Correct. There appears to be a hierarchy in trading just like everything else in life. In trading, short-term trading with leverage is the top tier and a winner takes all market. Becoming a consistent net winner as a day trader is most certainly possible, so I'm not claiming otherwise. It's just extremely unlikely that your average starry eyed retail trader entering this field will ever achieve it. And for the few who do it will likely take years of very hard work and focused effort. The only ones who will tell you differently are the snake oil sellers, vendors and false gurus on ET (of which there are many) who get off by 'preaching and teaching' their own ignorance. Now, it may not be easy to become consistently profitable as a swing trader either, but I'd say the chances of some kind of consistency is far higher than with day trading. Next up is investing. You may not become rich in a few years, but it should be fairly easy to get some return on your money and grow it consistently with low drawdowns from year to year. Losing money in the market is a choice, so it's entirely up to each individual.
On a change of note, here is another lesson learned: Buy hand over fist during a crisis. I don't care what the crisis is. Just buy: housing/real estate crash of 2008, crypto crash of 2022, stock market crashes 2008 and 2020, oil going negative 2020, regional banking collapse 2023, etc. etc. 3-6 months down the road you will be happy that you bought during the crisis.
The richest guys on ET are all vol traders. and the richest traders in the world are market makers with the second being macro traders. Short term (day traders) are at the bottom.
To clarify, my comment was geared towards the amateur retail trader entering this business with no professional background or access. I'm sure that excludes both market making and macro trading. When I said hierarchy, I was mostly referring to difficulty, although of course day trading can be very profitable for the select few who can pull it off.
It is very intimidating reading post after post from the professionals on ET discussing option strategy, pricing, skew.... Early on I tried to understand how @destriero, @taowave, @TheBigShort... trade options, studying furiously how options are priced, studying butterflies, IV, skew, sticky delta, sticky gamma... to no avail. After a series of discussions on butterfly with @destriero, it dawned on me I should not try to be who I am not. I do not have a formal business training, no professional finance training, nor the IQ, the math skills... to compete. So I dumbed things down and simplified option to my level: It is a trading tool, no more, no less. When conditions are right, I trade options instead of the underlying.

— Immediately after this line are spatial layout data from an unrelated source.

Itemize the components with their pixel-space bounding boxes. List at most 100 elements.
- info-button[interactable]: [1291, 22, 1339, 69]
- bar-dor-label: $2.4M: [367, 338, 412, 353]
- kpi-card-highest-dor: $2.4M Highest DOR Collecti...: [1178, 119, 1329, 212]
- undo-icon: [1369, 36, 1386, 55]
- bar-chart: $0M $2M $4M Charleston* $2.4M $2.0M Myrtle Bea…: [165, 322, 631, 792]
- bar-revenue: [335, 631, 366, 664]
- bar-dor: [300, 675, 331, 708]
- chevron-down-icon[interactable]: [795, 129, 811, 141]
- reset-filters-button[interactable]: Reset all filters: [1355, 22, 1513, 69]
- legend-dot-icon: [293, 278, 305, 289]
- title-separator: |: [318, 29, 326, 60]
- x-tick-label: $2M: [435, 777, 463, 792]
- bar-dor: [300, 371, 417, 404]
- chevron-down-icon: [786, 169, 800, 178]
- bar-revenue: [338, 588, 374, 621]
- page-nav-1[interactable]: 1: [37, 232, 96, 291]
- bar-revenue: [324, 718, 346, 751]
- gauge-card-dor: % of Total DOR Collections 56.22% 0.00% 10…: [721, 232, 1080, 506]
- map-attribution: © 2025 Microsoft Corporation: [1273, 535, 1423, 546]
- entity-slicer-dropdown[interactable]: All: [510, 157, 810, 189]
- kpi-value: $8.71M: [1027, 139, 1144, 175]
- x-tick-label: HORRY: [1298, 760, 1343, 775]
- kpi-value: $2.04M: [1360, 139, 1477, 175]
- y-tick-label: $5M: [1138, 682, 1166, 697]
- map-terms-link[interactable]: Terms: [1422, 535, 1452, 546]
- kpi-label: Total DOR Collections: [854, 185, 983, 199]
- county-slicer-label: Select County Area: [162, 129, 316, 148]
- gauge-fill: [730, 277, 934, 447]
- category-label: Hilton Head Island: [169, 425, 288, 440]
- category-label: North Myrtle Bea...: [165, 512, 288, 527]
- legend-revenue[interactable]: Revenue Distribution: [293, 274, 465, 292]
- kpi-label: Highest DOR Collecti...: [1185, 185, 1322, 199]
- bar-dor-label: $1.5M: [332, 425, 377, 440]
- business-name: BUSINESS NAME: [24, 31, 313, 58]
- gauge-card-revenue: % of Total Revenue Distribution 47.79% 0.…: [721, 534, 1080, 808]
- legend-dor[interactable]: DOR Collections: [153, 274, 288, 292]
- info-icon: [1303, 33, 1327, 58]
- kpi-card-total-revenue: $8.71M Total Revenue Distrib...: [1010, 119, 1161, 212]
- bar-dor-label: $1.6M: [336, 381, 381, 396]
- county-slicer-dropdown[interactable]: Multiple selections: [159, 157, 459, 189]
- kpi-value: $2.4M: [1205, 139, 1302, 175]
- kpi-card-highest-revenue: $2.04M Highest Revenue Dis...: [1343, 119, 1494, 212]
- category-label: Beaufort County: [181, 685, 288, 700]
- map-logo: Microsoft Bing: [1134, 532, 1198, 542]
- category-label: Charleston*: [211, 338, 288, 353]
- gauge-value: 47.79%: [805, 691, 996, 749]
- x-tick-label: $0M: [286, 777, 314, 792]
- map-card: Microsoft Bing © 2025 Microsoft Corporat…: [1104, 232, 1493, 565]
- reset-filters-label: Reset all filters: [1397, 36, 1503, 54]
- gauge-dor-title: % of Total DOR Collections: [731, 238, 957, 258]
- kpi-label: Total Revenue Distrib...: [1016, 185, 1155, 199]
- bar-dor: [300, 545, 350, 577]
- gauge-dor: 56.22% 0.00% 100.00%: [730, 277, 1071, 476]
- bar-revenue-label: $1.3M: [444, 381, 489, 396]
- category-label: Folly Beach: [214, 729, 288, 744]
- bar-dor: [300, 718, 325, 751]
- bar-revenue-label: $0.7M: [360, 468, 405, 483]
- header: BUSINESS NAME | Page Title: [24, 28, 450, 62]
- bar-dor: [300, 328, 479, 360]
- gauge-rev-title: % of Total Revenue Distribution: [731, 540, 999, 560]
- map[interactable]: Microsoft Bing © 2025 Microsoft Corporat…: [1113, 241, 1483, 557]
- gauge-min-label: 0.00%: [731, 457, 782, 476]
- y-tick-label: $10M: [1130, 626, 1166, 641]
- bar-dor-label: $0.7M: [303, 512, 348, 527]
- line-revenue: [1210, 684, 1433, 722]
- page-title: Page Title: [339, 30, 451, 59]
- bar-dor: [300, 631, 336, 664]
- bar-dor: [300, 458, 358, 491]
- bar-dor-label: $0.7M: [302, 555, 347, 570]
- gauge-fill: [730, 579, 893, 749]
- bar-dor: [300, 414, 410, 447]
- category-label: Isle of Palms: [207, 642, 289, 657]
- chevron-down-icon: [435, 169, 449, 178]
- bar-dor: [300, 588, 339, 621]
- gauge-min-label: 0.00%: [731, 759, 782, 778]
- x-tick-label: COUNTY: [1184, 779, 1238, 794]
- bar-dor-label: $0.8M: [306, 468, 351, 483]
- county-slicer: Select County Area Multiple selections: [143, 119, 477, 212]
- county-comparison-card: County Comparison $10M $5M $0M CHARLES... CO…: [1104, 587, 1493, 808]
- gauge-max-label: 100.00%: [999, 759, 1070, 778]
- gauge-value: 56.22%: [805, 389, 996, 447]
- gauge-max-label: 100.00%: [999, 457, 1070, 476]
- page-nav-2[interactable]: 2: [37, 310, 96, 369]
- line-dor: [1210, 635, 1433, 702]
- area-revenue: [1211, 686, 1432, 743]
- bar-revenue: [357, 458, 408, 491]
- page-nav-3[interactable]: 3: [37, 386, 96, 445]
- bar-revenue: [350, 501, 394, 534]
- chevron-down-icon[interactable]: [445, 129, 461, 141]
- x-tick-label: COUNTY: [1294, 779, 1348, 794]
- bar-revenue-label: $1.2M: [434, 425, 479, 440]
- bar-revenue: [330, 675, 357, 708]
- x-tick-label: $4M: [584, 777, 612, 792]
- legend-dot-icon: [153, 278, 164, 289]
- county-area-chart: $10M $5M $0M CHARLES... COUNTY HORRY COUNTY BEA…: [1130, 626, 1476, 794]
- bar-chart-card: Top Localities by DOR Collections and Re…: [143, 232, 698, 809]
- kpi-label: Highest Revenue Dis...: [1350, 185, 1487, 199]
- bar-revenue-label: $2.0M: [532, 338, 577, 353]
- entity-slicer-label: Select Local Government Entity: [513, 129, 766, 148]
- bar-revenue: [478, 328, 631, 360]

If you don't have any dry powder, then you may want to consider taking some profits of your holdings to get into something with more potential upside...Or don't do anything. You have to pick and choose and manage risks. That's what this game is all about. Another lesson is that everything will eventually have its day in the sun, and everything will eventually have it's day in the shitter.
Easier said than done sir. I have been around the blocks a few time, 2000, 2009, 2020, 2022.... Trying to guess the bottom and switch is a fool's game.